Your day breaks, your mind aches
You find that all the words of kindness linger on
Up and down the FDR Drive I sped, surveying everything from the elevated freeway. At 23rd I pulled off, and nosed down the wide street, calm and quiet in the aftermath of last night’s kerfuffle. I could practically hear the stereotypical bullhorn message: Nothing to see here, folks. Move along.
The sky finally pinking, I zoomed down to Grand Street where real bagels and lox are still made by real Jews, and ordered the smelliest, sloppiest sandwich I could stomach: lox, tomatoes, capers, onions, cucumbers, garlic cream cheese on an everything bagel.
“You ok?” said the counterman without looking up. It took a moment to understand that he was referring to the events of the evening before; a moment more to register his casual compassion. “I am. You?” He nodded, and pushed the order at me, shaking off my money. “Stay happy,” he said, which was when I realized I was grinning like a madwoman, exposed gums and all.
Guided by the same glee, I trusted Minerva to find what I’ve never found before—a good place to watch the sunrise. New York is awash in fantastic sunset spots—there’s a terrific one down the street from my house—but I’m always meaning to find a good sunrise in this crystal and concrete city surrounded by water and never quite do.

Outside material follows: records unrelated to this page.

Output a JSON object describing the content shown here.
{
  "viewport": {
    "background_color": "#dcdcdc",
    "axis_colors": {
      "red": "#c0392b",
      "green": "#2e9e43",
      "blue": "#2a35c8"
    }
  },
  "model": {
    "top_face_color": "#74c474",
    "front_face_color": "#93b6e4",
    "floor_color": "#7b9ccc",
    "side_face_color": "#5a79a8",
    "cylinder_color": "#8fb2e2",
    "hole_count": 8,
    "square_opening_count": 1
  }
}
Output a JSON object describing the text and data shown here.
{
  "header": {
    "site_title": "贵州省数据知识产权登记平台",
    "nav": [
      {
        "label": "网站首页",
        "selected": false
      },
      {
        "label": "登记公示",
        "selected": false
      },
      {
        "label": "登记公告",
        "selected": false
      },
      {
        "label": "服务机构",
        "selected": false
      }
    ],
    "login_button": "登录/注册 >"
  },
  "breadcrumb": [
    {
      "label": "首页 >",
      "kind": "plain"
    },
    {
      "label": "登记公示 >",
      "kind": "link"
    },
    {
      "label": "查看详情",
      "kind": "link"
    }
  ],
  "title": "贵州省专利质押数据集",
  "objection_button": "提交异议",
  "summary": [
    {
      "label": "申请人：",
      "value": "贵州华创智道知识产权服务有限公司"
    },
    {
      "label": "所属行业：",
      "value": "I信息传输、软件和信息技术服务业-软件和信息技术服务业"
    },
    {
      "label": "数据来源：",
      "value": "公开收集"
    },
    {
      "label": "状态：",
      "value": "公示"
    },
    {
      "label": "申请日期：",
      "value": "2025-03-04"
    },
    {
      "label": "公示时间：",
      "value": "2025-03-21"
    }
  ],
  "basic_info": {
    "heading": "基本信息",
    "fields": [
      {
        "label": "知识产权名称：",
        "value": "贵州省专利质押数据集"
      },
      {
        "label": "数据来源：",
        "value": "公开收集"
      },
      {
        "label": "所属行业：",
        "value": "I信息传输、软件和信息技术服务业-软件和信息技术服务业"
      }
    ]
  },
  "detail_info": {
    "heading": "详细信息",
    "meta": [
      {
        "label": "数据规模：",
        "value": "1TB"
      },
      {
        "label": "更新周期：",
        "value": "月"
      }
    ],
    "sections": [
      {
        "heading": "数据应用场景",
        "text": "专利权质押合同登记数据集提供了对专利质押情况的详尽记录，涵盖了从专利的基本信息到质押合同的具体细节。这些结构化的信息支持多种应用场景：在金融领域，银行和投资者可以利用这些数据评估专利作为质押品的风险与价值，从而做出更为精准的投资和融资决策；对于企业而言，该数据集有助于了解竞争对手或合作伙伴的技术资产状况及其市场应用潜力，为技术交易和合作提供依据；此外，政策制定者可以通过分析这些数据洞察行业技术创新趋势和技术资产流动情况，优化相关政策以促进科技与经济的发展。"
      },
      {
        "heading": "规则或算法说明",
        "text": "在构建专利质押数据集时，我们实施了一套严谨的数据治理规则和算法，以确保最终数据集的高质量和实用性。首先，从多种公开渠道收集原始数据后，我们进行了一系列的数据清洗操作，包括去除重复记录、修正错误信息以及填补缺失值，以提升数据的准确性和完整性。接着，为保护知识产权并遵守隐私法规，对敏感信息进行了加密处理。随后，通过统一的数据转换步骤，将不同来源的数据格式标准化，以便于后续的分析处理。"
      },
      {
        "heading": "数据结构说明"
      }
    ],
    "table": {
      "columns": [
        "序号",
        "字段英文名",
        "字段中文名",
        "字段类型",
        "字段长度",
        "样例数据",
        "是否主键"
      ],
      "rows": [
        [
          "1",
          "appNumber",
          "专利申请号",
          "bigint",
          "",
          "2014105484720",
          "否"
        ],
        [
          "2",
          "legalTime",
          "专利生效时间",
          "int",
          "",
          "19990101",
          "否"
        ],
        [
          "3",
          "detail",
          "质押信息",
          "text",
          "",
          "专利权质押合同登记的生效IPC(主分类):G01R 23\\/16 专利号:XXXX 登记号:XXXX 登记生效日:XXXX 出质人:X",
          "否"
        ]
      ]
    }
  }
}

With just a few twists and turns, the Beatles singing
Turn off your mind, relax and float down stream
It is not dying, it is not dying
I slid into a spot right in front of an East River Park amphitheater–pretty bones against pretty water and sky–and jumped out, jaw dropped. Even now there were more Manhattan wonderlands to discover?
Having to pee by then—coffee, donchyaknow—I squatted behind a fountain in my floor-length gold gown. A woman sleeping on a bench opened then closed one eye, unfazed by my unglamorous glamour. (Chances were good she radiated the same.) Then I danced over a tiny bridge encrusted in late summer flowers and found a front-row seat—a bench overlooking the river—to ogle the show just as it kicked into gear.

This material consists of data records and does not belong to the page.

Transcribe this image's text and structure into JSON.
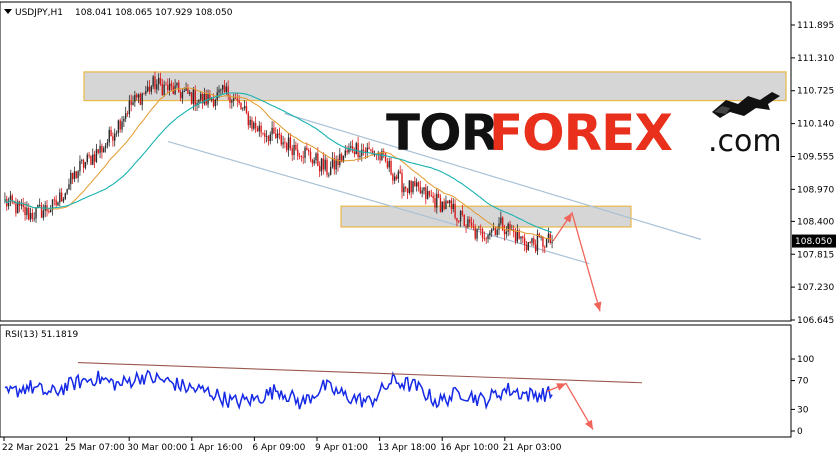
{
  "window": {
    "symbol_label": "USDJPY,H1",
    "ohlc_label": "108.041 108.065 107.929 108.050",
    "rsi_label": "RSI(13) 51.1819",
    "current_price": "108.050"
  },
  "watermark": {
    "tor": "TOR",
    "forex": "FOREX",
    "com": ".com"
  },
  "colors": {
    "bull_candle": "#2a2a2a",
    "bear_candle": "#d81818",
    "ma_fast": "#e39a2a",
    "ma_slow": "#19b3b0",
    "channel": "#a9c1d6",
    "zone_fill": "#d6d6d6",
    "zone_border": "#e8b84a",
    "forecast": "#f0645a",
    "rsi_line": "#1428e6",
    "rsi_trend": "#9b5a50",
    "logo_red": "#e8301c"
  },
  "chart_data": [
    {
      "type": "candlestick",
      "title": "USDJPY,H1",
      "price_ticks": [
        "111.895",
        "111.310",
        "110.725",
        "110.140",
        "109.555",
        "108.970",
        "108.400",
        "107.815",
        "107.230",
        "106.645"
      ],
      "ylim": [
        106.645,
        111.895
      ],
      "time_ticks": [
        "22 Mar 2021",
        "25 Mar 07:00",
        "30 Mar 00:00",
        "1 Apr 16:00",
        "6 Apr 09:00",
        "9 Apr 01:00",
        "13 Apr 18:00",
        "16 Apr 10:00",
        "21 Apr 03:00"
      ],
      "close_anchors": [
        108.75,
        108.52,
        108.67,
        109.35,
        109.75,
        110.45,
        110.85,
        110.7,
        110.55,
        110.7,
        110.1,
        109.85,
        109.65,
        109.3,
        109.72,
        109.6,
        109.05,
        108.85,
        108.6,
        108.15,
        108.35,
        108.0,
        108.05
      ],
      "zones": [
        {
          "name": "resistance",
          "top": 111.06,
          "bottom": 110.55
        },
        {
          "name": "support",
          "top": 108.67,
          "bottom": 108.3
        }
      ],
      "channel": {
        "upper": [
          [
            5.0,
            110.32
          ],
          [
            23.0,
            108.08
          ]
        ],
        "lower": [
          [
            4.7,
            109.82
          ],
          [
            19.5,
            107.65
          ]
        ]
      },
      "forecast": [
        [
          19.7,
          108.05
        ],
        [
          20.4,
          108.55
        ],
        [
          21.4,
          106.8
        ]
      ]
    },
    {
      "type": "line",
      "title": "RSI(13) 51.1819",
      "levels": [
        "100",
        "70",
        "30",
        "0"
      ],
      "ylim": [
        0,
        100
      ],
      "rsi_anchors": [
        50,
        62,
        52,
        66,
        74,
        64,
        76,
        70,
        60,
        54,
        40,
        44,
        58,
        38,
        62,
        48,
        40,
        70,
        62,
        40,
        54,
        42,
        58,
        50,
        52
      ],
      "trendline": [
        [
          78,
          95
        ],
        [
          642,
          67
        ]
      ],
      "forecast": [
        [
          547,
          55
        ],
        [
          566,
          66
        ],
        [
          593,
          2
        ]
      ]
    }
  ]
}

Not everyone realizes that New York is a secret garden for early-risers like me; we shine in new-day splendor just as night-lifers begin apologizing to their livers. I nodded at everyone who passed by—older couples, dog-walkers, Tai-Chi practioners–and they nodded back. Bathed in a sunrise glow and the tenderness that always unites New Yorkers just when others would be running for the hills, we were especially gentle in our greetings.
All the lonely people
Where do they all come from?
All the lonely people
Where do they all belong?
I ate my bagel and grinned like more of a madwoman.
There are many who complain NYC is disappearing into an ocean of banks and drugstore chains and sky-rocketing rents and artisanal shaving cream. To this I say, What else is new? The city we love has been disappearing into an ocean since its inception. As with life itself, the only thing you can count on in this crazy apple is change–that, and a capacious, everything-but-the-kitchen-sink amnesia that never erases eras passed. Isn’t that great?
Chalk it up to the magic rock upon which this city is built. If you believe in crystal theory–and even if you don’t, it believes in you–then you know that this powerful, unusually hard mica schist protects us more than physically. It grants us a strutting insouciant threading togetherness that is always there, even when we’re shoving on the subway or being smacked by an old lady with an older handbag.
The sun up, I cruised over to Tompkins Square to wait for the greenmarket vendors to set up their wares. I ate the rest of my bagel, listened to more Revolver, and buried my nose in an essay by Eve Babitz, that Los Angeles voluptuary whose one blindspot is an imperviousness to NYC’s sparkly grind. I smiled more subtly at the park denizens growling over their empties.
And our friends are all on board
Many more of them live next door
And the band begins to play
We all live in a yellow submarine
Oh, New York, my home, my hearth, my forever heart. Here we are okay even when we are not.